A playground like ours costs almost nothing because most of what we have out there is literally someone’s garbage. [These materials are] so versatile. In [more typical] out-of-the-box playgrounds, there is only one way to play on the equipment. So often children start making it more hazardous. They start climbing on the outside of the structure, they start climbing on the roof. They go up the slide; find other ways. Playing involves risk; and when there’s no risk involved — emotional or physical risk — children stop playing. They play the risk out of it very quickly. 

But the kind of playground we have, day after day after day, they never stop playing with it. it’s running water and it’s sand and sticks and rocks, so open-ended you can never run out of things to do. Many of our kids come to our school for three years and they continue to play quite happily on that playground. And we spent so little money. 

That’s another one of my most read-blog posts ever, how to make your own backyard playground for $200. There’s a lot of people who have tried to re-create it in their own settings. 

If parents and educators were to only get a couple of messages from your book, what would they be?

The first one is to trust children. Trust that children will get become educated through their own curiosity. Stepping back and learning to trust children especially when they’re in conflict with each other. Give them a chance to work out their own conflicts with their friends.

The second part is if you want your child to be respectful you need to respect your child. Role modeling is the main way they learn from you. James Baldwin said children have never been very good at minding their elders but they have “never fail to imitate them.”

What stories from the book are you most proud of?

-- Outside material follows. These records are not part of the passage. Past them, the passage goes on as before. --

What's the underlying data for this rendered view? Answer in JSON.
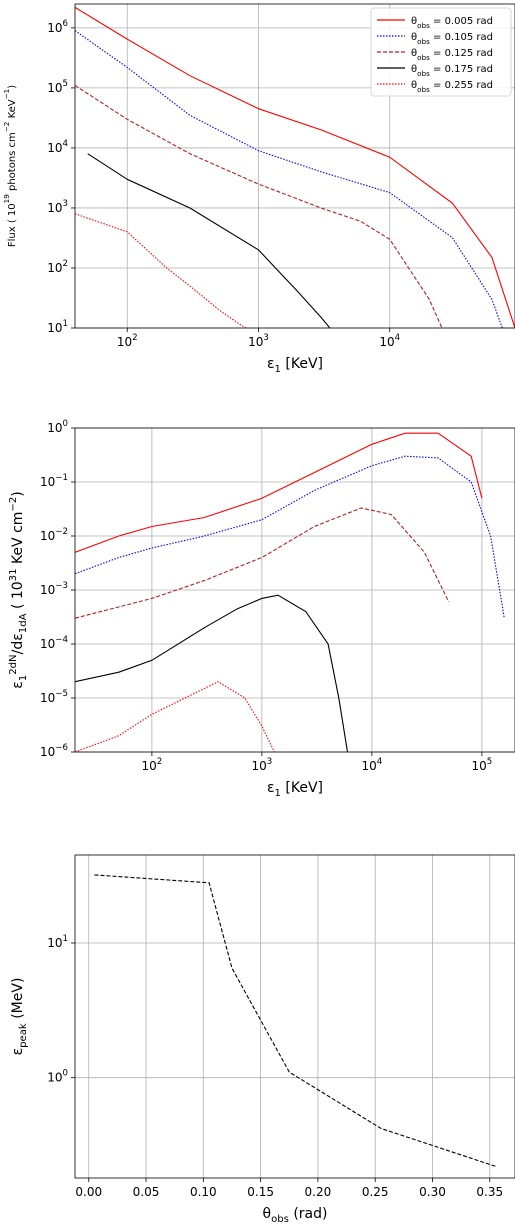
{
  "chart_data": [
    {
      "type": "line",
      "xscale": "log",
      "yscale": "log",
      "xlim": [
        40,
        90000
      ],
      "ylim": [
        10,
        2500000
      ],
      "xlabel": "ε_1 [KeV]",
      "ylabel": "Flux ( 10^19 photons cm^−2 KeV^−1)",
      "x_ticks": [
        {
          "value": 100,
          "base": "10",
          "exp": "2"
        },
        {
          "value": 1000,
          "base": "10",
          "exp": "3"
        },
        {
          "value": 10000,
          "base": "10",
          "exp": "4"
        }
      ],
      "y_ticks": [
        {
          "value": 10,
          "base": "10",
          "exp": "1"
        },
        {
          "value": 100,
          "base": "10",
          "exp": "2"
        },
        {
          "value": 1000,
          "base": "10",
          "exp": "3"
        },
        {
          "value": 10000,
          "base": "10",
          "exp": "4"
        },
        {
          "value": 100000,
          "base": "10",
          "exp": "5"
        },
        {
          "value": 1000000,
          "base": "10",
          "exp": "6"
        }
      ],
      "grid": true,
      "legend_position": "top-right",
      "series": [
        {
          "name": "θ_obs = 0.005 rad",
          "color": "#ff0000",
          "dash": "",
          "x": [
            40,
            100,
            300,
            1000,
            3000,
            10000,
            30000,
            60000,
            90000
          ],
          "y": [
            2200000,
            650000,
            160000,
            45000,
            20000,
            7000,
            1200,
            150,
            10
          ]
        },
        {
          "name": "θ_obs = 0.105 rad",
          "color": "#0000ff",
          "dash": "dotted",
          "x": [
            40,
            100,
            300,
            1000,
            3000,
            10000,
            30000,
            60000,
            72000
          ],
          "y": [
            900000,
            220000,
            35000,
            9000,
            4000,
            1800,
            320,
            30,
            10
          ]
        },
        {
          "name": "θ_obs = 0.125 rad",
          "color": "#b22222",
          "dash": "dashed",
          "x": [
            40,
            100,
            300,
            1000,
            3000,
            6000,
            10000,
            20000,
            25000
          ],
          "y": [
            110000,
            30000,
            8000,
            2500,
            1000,
            600,
            300,
            30,
            10
          ]
        },
        {
          "name": "θ_obs = 0.175 rad",
          "color": "#000000",
          "dash": "",
          "x": [
            50,
            100,
            300,
            1000,
            2000,
            3000,
            3500
          ],
          "y": [
            8000,
            3000,
            1000,
            200,
            40,
            15,
            10
          ]
        },
        {
          "name": "θ_obs = 0.255 rad",
          "color": "#ff0000",
          "dash": "dotted",
          "x": [
            40,
            100,
            200,
            300,
            500,
            700,
            800
          ],
          "y": [
            800,
            400,
            100,
            50,
            20,
            12,
            10
          ]
        }
      ]
    },
    {
      "type": "line",
      "xscale": "log",
      "yscale": "log",
      "xlim": [
        20,
        200000
      ],
      "ylim": [
        1e-06,
        1
      ],
      "xlabel": "ε_1 [KeV]",
      "ylabel": "ε_1^2dN/dε_1dA  ( 10^31 KeV cm^−2)",
      "x_ticks": [
        {
          "value": 100,
          "base": "10",
          "exp": "2"
        },
        {
          "value": 1000,
          "base": "10",
          "exp": "3"
        },
        {
          "value": 10000,
          "base": "10",
          "exp": "4"
        },
        {
          "value": 100000,
          "base": "10",
          "exp": "5"
        }
      ],
      "y_ticks": [
        {
          "value": 1e-06,
          "base": "10",
          "exp": "−6"
        },
        {
          "value": 1e-05,
          "base": "10",
          "exp": "−5"
        },
        {
          "value": 0.0001,
          "base": "10",
          "exp": "−4"
        },
        {
          "value": 0.001,
          "base": "10",
          "exp": "−3"
        },
        {
          "value": 0.01,
          "base": "10",
          "exp": "−2"
        },
        {
          "value": 0.1,
          "base": "10",
          "exp": "−1"
        },
        {
          "value": 1,
          "base": "10",
          "exp": "0"
        }
      ],
      "grid": true,
      "series": [
        {
          "color": "#ff0000",
          "dash": "",
          "x": [
            20,
            50,
            100,
            300,
            1000,
            3000,
            10000,
            20000,
            40000,
            80000,
            100000
          ],
          "y": [
            0.005,
            0.01,
            0.015,
            0.022,
            0.05,
            0.15,
            0.5,
            0.8,
            0.8,
            0.3,
            0.05
          ]
        },
        {
          "color": "#0000ff",
          "dash": "dotted",
          "x": [
            20,
            50,
            100,
            300,
            1000,
            3000,
            10000,
            20000,
            40000,
            80000,
            120000,
            160000
          ],
          "y": [
            0.002,
            0.004,
            0.006,
            0.01,
            0.02,
            0.07,
            0.2,
            0.3,
            0.28,
            0.1,
            0.01,
            0.0003
          ]
        },
        {
          "color": "#b22222",
          "dash": "dashed",
          "x": [
            20,
            100,
            300,
            1000,
            3000,
            8000,
            15000,
            30000,
            50000
          ],
          "y": [
            0.0003,
            0.0007,
            0.0015,
            0.004,
            0.015,
            0.033,
            0.025,
            0.005,
            0.0006
          ]
        },
        {
          "color": "#000000",
          "dash": "",
          "x": [
            20,
            50,
            100,
            300,
            600,
            1000,
            1400,
            2500,
            4000,
            5000,
            6000
          ],
          "y": [
            2e-05,
            3e-05,
            5e-05,
            0.0002,
            0.00045,
            0.0007,
            0.0008,
            0.0004,
            0.0001,
            1e-05,
            1e-06
          ]
        },
        {
          "color": "#ff0000",
          "dash": "dotted",
          "x": [
            20,
            50,
            100,
            200,
            400,
            700,
            1000,
            1300
          ],
          "y": [
            1e-06,
            2e-06,
            5e-06,
            1e-05,
            2e-05,
            1e-05,
            3e-06,
            1e-06
          ]
        }
      ]
    },
    {
      "type": "line",
      "xscale": "linear",
      "yscale": "log",
      "xlim": [
        -0.012,
        0.372
      ],
      "ylim": [
        0.18,
        45
      ],
      "xlabel": "θ_obs (rad)",
      "ylabel": "ε_peak (MeV)",
      "x_ticks": [
        {
          "value": 0.0,
          "label": "0.00"
        },
        {
          "value": 0.05,
          "label": "0.05"
        },
        {
          "value": 0.1,
          "label": "0.10"
        },
        {
          "value": 0.15,
          "label": "0.15"
        },
        {
          "value": 0.2,
          "label": "0.20"
        },
        {
          "value": 0.25,
          "label": "0.25"
        },
        {
          "value": 0.3,
          "label": "0.30"
        },
        {
          "value": 0.35,
          "label": "0.35"
        }
      ],
      "y_ticks": [
        {
          "value": 1,
          "base": "10",
          "exp": "0"
        },
        {
          "value": 10,
          "base": "10",
          "exp": "1"
        }
      ],
      "grid": true,
      "series": [
        {
          "color": "#000000",
          "dash": "dashed",
          "x": [
            0.005,
            0.105,
            0.125,
            0.175,
            0.255,
            0.355
          ],
          "y": [
            32,
            28,
            6.5,
            1.1,
            0.42,
            0.22
          ]
        }
      ]
    }
  ]
}
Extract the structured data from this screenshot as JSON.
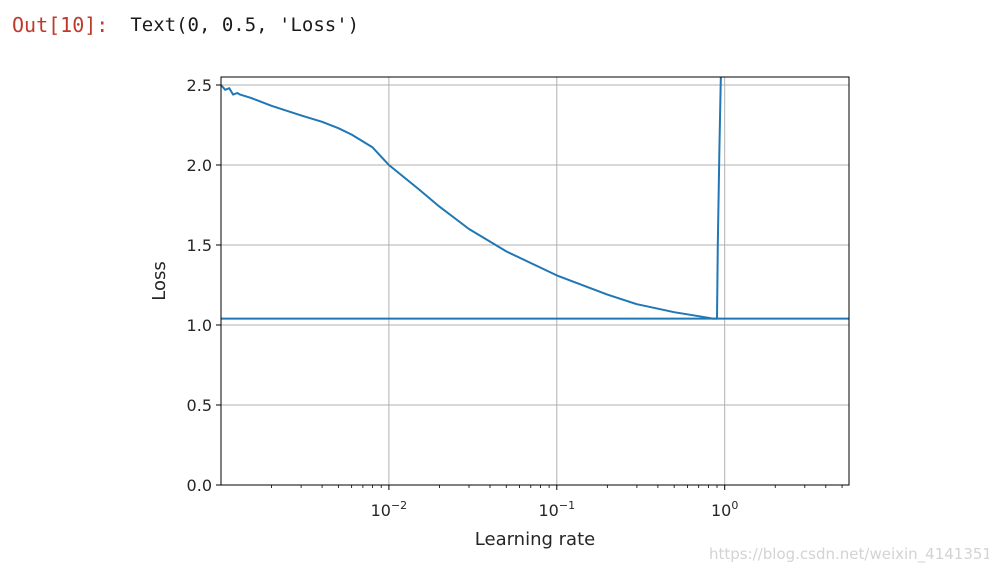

There’s one story in particular that keeps coming back to me. There’s a classic preschool project. You take tissue paper and put it on pipe cleaners and you make flowers. There was this one girl and she would put the tissue paper on the stem, and they would all fall off. She kept saying how beautiful her flowers were. And I sat beside her and I role modeled how a grown-up would make one of these flowers. She watched me for a while and said “That’s pretty good, Teacher Tom.”

And then she made hers again and shook it so the tissue papers fell off, and she said “Isn’t that beautiful?” And it took me a while to realize that it was springtime and the flowers were falling off the trees in reality. She was making a real flower. She was a true creator in that sense. It was so moving to me that she was seeing so much deeper into this project than I was. She was trying to create reality and I was trying to create little tissue paper flowers.